‘Kwam ik thuis van een businessclass-vlucht en kon ik niet eens 10 euro afrekenen bij de Albert Heijn’


Foto Lin Woldendorp

Interview Van Prada tot BMW: de grootste merken willen samenwerken met de Nederlandse Borre Akkersdijk (36). Hoe brak hij internationaal door?

Toen Rolls Royce onlangs interesse toonde in een samenwerking met de Nederlandse ontwerper Borre Akkersdijk, moest hij het luxe automerk teleurstellen: sorry, geen tijd. Bijna 1.200 namen staan op de wachtlijst van Byborre, Akkersdijks bedrijf dat gebreide stoffen ontwikkelt. Prada, BMW, Adidas, Hugo Boss, Lacoste, Lululemon (van de luxe yogabroeken) – allemaal zijn ze klant van Byborre.
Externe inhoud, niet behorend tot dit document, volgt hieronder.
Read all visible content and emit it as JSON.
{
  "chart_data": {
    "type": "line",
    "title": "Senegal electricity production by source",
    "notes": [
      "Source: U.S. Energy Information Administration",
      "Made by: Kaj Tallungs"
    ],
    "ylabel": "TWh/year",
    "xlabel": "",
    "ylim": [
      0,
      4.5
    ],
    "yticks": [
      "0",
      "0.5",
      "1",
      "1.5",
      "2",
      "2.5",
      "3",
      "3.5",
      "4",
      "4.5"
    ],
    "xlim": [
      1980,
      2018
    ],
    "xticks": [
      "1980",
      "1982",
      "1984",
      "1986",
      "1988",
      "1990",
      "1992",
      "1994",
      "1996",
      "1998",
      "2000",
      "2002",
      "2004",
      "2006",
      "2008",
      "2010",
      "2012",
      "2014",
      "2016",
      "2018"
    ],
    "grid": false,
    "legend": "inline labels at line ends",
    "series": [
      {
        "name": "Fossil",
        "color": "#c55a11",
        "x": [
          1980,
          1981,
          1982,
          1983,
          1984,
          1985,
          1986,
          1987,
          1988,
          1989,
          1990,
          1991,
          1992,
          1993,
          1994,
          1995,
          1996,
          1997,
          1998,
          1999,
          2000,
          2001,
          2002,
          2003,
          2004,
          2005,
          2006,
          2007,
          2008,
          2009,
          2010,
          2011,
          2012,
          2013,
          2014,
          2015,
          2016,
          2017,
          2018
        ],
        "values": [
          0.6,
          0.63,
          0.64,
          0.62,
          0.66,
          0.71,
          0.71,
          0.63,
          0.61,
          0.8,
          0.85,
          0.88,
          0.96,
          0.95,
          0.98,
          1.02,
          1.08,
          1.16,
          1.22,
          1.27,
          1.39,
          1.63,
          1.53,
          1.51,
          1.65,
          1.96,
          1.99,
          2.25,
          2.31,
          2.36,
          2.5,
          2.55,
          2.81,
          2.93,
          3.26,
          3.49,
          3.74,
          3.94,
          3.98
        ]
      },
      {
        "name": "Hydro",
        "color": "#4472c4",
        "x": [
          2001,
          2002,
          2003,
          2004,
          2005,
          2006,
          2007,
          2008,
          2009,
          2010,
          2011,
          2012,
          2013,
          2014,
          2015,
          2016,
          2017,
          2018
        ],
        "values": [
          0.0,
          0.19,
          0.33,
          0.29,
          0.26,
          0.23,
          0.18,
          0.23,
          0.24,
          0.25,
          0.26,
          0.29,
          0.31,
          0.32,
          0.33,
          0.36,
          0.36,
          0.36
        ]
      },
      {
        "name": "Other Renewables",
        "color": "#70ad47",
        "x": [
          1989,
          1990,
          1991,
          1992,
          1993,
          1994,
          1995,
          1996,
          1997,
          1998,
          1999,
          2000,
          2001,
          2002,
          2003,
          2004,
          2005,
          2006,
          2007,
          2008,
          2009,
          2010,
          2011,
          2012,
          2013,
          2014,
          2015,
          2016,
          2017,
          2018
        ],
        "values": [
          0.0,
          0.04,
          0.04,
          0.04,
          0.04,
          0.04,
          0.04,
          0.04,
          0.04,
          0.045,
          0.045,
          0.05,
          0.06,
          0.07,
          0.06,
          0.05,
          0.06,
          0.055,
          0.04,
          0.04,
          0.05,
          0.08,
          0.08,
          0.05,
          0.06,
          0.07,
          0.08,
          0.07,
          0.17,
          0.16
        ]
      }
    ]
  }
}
Het is een zonnige lenteochtend, en Akkersdijk (36) heeft net z’n elektrische VanMoof-fiets voor de ingang van zijn kantoor geparkeerd. Aan tafel in zijn minimalistische, gelikte showroom, dichtbij station Amsterdam Sloterdijk, drinkt hij in een paar teugen een groen drankje op van sapketen Juicebrothers. Verderop staan dozen, bestemd voor het Zweedse buitenkledingmerk Härkila („Dat dragen de Oranjes tijdens het jagen.”)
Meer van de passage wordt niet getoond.